Study authors observed that patients with non-ischemic etiology "were more often younger, more likely to be female, have higher resting heart rate, and higher NT-proBNP level than patients with an ischemic etiology." The data showed the benefit of sacubitril/valsartan vs. enalapril was consistent across the different etiology subgroups.

The rate of the primary composite endpoint was as follows: ischemic (13.6 per 100 patient-years [enalapril] vs. 11.0 per 100 patient-years [sacubitril/valsartan], HR 0.81, 95% CI: 0.73–0.91), idiopathic non-ischemic (13.0 per 100 patient-years vs. 9.0 per 100 patient-years, HR 0.70, 95% CI: 0.56–0.86), hypertensive non-ischemic (11.9 per 100 patients-years vs. 8.9 per 100 patient-years, HR 0.74, 95% CI: 0.57–0.98), and other non-ischemic (12.1 per 100 patient-years vs. 11.8 per 100 patient-years, HR 0.97, 95% CI: 0.73–1.29). 

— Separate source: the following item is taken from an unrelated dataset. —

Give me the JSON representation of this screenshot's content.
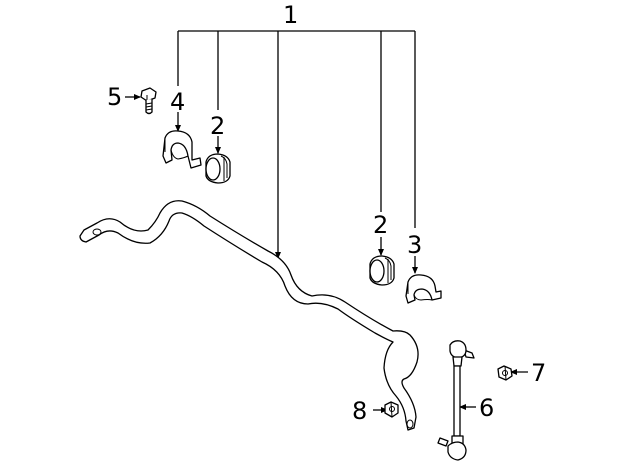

The rate of CV death was as follows: ischemic (7.7 [enalapril] vs. 6.4 [sacubitril/valsartan]), idiopathic non-ischemic (8.0 vs. 5.2), hypertensive non-ischemic (6.4 vs. 5.3), and other non-ischemic (6.6 vs. 5.7), respectively. Simpson and coauthors concluded, "No evidence of etiology affecting the treatment effect was seen."